We know that rewarding or punishing a whole class for a good deed or misdeed is not the way to go, but a new study shows that the opinion of children on the topic differs with age.
From the press release:
A new study lends insight into how children react to discipline practices used by parents and teachers, and sheds light on their view of what’s fair.
“A teacher who rewards or punishes a whole class for the good deed or misdeed of just one student is more likely to be seen as fair by 4-to-5-year-olds but as less fair by older children,” said research investigator Craig Smith of the U-M Center for Human Growth and Development. “Likewise, the data suggest that most older children and adults will feel that the common practice of punishing everyone for the misdeed of one or a few is unfair.”
The data found that preschool-age children were more apt to punish groups of people for the transgressions of one person in the group. It doesn’t mean the little ones are necessarily harsher as people, but that they have a different idea of what’s fair, Smith said.
They may actually be motivated by compassion. Based on feedback from the children in the study, they seemed reluctant to single out one person in a group for discipline.

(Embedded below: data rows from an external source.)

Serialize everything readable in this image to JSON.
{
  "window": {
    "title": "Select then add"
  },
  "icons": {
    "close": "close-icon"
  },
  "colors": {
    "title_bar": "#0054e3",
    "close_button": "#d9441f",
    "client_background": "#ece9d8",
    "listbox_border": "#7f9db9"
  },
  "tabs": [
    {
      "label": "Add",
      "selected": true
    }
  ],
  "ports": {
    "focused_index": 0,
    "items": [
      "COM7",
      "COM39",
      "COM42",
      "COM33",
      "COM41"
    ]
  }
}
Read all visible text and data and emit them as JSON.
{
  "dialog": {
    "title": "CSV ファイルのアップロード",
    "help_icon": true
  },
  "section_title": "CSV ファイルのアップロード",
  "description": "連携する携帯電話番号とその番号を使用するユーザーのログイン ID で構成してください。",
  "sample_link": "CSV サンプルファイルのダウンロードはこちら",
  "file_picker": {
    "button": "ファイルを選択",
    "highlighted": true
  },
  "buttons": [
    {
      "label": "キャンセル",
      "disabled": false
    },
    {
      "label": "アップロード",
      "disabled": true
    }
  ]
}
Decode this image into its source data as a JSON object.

Researchers asked children ages 4 through 10 the fairest way to hand out rewards and punishments. The 4-to-5-year-olds overwhelmingly chose to give everyone the same things regardless of merit.

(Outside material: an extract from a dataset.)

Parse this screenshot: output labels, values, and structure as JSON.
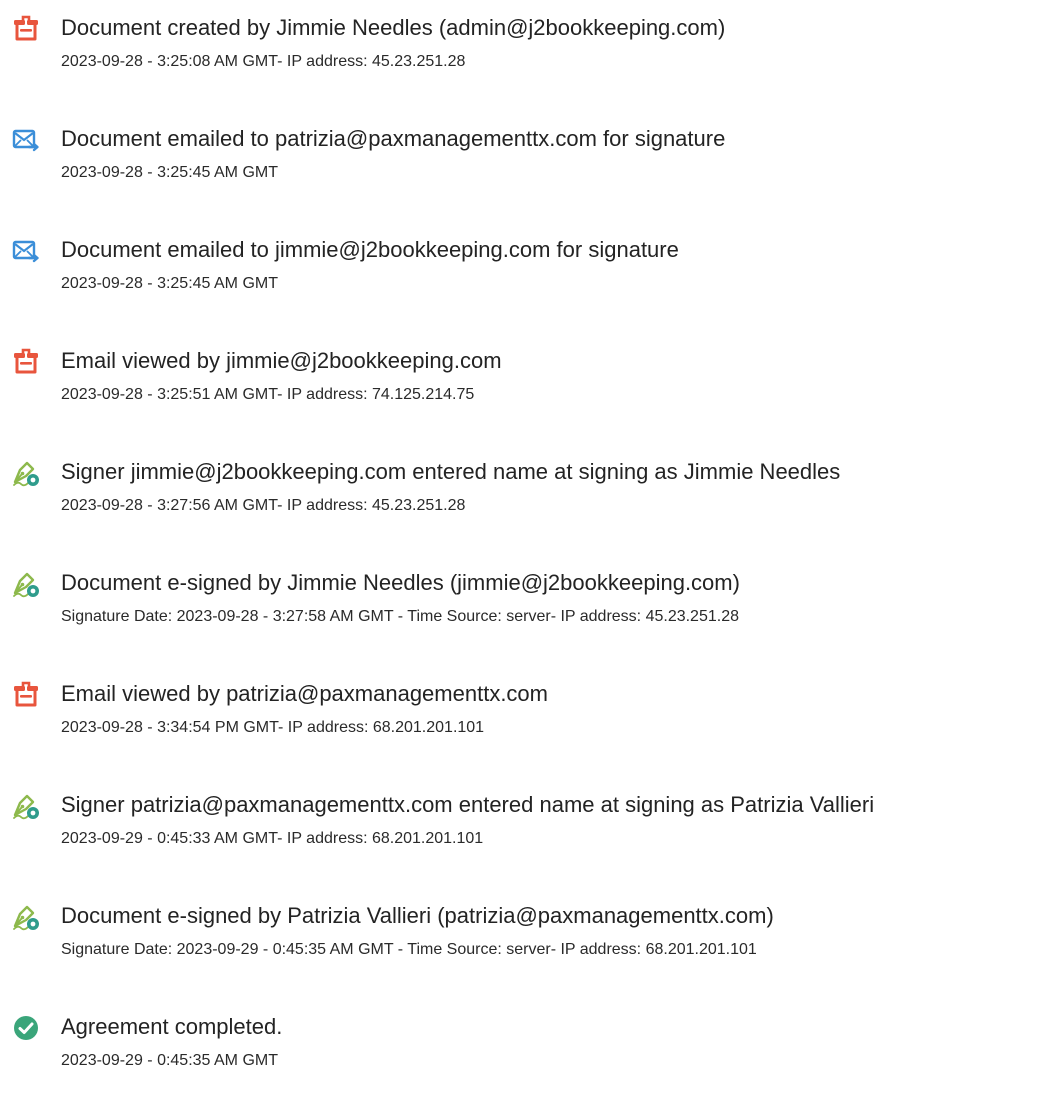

In the elementary school years, this shifts to the more mature view that people should get what they deserve, and it’s unfair to reward or punish an entire group for the good or bad actions of one person. This is the view that most adults take, Smith said.
Abstract of the study:
Research on distributive justice indicates that preschool-age children take issues of equity and merit into account when distributing desirable items, but that they often prefer to see desirable items allocated equally in third-party tasks. By contrast, less is known about the development of retributive justice. In a study with 4- to 10-year-old children (n = 123) and adults (n = 93), we directly compared the development of reasoning about distributive and retributive justice. We measured the amount of rewards or punishments that participants allocated to recipients who differed in the amount of good or bad things they had done. We also measured judgments about collective rewards and punishments. We found that the developmental trajectory of thinking about retributive justice parallels that of distributive justice. The 4- to 5-year-olds were the most likely to prefer equal distributions of both rewarding and aversive consequences; older children and adults preferred deservingness-based allocations. The 4- to 5-year-olds were also most likely to judge collective rewards and punishments as fair; this tendency declined with increasing age. Our results also highlight the extent to which the notion of desert influences thinking about distributive and retributive justice; desert was considered equally when participants allocated reward and punishments, but in judgments about collective discipline, participants focused more on desert in cases of punishment compared with reward. We discuss our results in relation to theories about preferences for equality versus equity, theories about how desert is differentially weighed across distributive and retributive justice, and the literature on moral development and fairness.